Constantine, in the joint proclamation with Licinius that has come down to us with the name Edict of Milan, granted Christianity status as an accepted religion within the Roman Empire, on a par with all the pagan religions. Beyond that, once Constantine was the sole emperor, he issued a number of edicts that restored property and positions to Christians who had lost them in the previous years and established “Christian” positions on the execution of various laws.
Constantine favored the Christian religion as one that could be used to hold the empire together and got personally involved trying to resolve various heresies and disputes (not very successfully), but he never declared Christianity the “official” religion.
There was always political infighting and skulduggery in Rome (and Byzantium/Constantinople after Constantine moved the capital there) and when Constantine involved himself in religious debates, some of the secular politics came with him to invade the church. Since rival religious factions often resorted to violence and riots (“Look at the Christians, see how they love one another.”), establishing a single, faction-free version of Christianity became a high political priority. Once the secular and religious political movements became intertwined, the religious leaders began to strive for secular political power to ensure their message was the one put forth. From that entanglement arose the unholy alliance of Church and State that would not be overthrown until after Luther.

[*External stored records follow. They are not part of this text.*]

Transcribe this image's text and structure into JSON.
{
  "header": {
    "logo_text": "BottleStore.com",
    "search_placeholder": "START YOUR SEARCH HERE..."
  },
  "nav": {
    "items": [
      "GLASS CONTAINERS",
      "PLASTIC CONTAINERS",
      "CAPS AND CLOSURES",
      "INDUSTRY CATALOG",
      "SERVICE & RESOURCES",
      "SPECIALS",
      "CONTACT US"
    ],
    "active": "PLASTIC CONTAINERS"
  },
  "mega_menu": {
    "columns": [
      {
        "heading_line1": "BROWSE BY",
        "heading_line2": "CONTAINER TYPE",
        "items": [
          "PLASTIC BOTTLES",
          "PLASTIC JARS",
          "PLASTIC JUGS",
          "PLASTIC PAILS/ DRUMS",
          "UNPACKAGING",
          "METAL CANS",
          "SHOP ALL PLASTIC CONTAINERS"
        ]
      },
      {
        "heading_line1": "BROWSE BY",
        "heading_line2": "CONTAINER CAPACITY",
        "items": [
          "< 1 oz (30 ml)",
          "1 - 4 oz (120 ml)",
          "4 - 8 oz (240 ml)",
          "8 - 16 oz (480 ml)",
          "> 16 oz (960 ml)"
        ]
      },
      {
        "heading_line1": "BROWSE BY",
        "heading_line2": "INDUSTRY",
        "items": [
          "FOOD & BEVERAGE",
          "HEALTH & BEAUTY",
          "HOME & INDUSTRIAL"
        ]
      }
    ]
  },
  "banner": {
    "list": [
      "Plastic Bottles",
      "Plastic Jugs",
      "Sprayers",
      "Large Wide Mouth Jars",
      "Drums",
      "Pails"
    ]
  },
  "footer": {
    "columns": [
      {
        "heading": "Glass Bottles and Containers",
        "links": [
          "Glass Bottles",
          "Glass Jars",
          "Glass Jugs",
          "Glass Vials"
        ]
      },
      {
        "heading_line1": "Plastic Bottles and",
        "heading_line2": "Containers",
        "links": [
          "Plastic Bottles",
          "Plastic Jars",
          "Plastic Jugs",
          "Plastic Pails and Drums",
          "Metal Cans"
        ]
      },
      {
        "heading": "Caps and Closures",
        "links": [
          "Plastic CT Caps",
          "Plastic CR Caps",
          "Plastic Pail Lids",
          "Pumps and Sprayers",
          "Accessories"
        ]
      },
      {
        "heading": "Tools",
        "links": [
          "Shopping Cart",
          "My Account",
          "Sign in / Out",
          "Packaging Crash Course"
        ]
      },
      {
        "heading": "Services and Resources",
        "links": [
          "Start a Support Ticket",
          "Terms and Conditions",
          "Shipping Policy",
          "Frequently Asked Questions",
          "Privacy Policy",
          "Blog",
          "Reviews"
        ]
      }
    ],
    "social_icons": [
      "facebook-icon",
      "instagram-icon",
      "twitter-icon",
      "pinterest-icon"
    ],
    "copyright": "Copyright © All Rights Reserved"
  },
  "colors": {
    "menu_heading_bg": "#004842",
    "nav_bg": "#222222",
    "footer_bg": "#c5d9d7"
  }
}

So, in short, while I got my facts wrong, I basically got it right. Constantine’s personal involvement in trying to do right by the Christians brought the whole morass of Roman politics into the Christian movement, and set the precedent for Church and State. Which in turn was primarily responsible for Christian atrocities (often anti-semitic) such as the Crusades, the Inquisition, the conquest of the Mayans, and too many to recount here.
Jolt Sucker wrote:
[q]Constantine’s personal involvement in trying to do right by the Christians[/q]
Constantine wasn’t trying to to do right right by the Christians, he was trying to do right by Constantine, and Christianity was one of the tools he used to do it. This may be a semantic difference, but most sources I’ve encountered considered Constantine’s conversion to be a political move, not a spiritual one.
In other words, he used Christianity for his own purposes. Christians played along, because it beat being thrown to the lions. But in doing so, they sewed the seed of much misery for more than a millenium. It should serve as a moral lesson to those conservative Christians now who want to mix their beliefs with politics.
I hate the way these things get out of hand so quickly but I’m ready to do my part.
Phew! What a responsibility you stuck on those poor Romans and Christians! **Sumaria **connected church and state whenever the responsibility for maintaining the dams and irrigation necessary for good harvests. Egyptians took it all a little further by making the head of state a GOD.
Many of the less well known political groups of that era did the same. Church and state was a very natural pattern.
The Hebrews did not have a king for a long time after the Caananite settlement because God was the King so you have that whole series of judges known to us from the book of JUDGES. Later on there is the sad story of the unworthy kings and you know what happened after that.
Now there is an example of sowing seeds!
Leap frogging history? A Sport or Pasttime?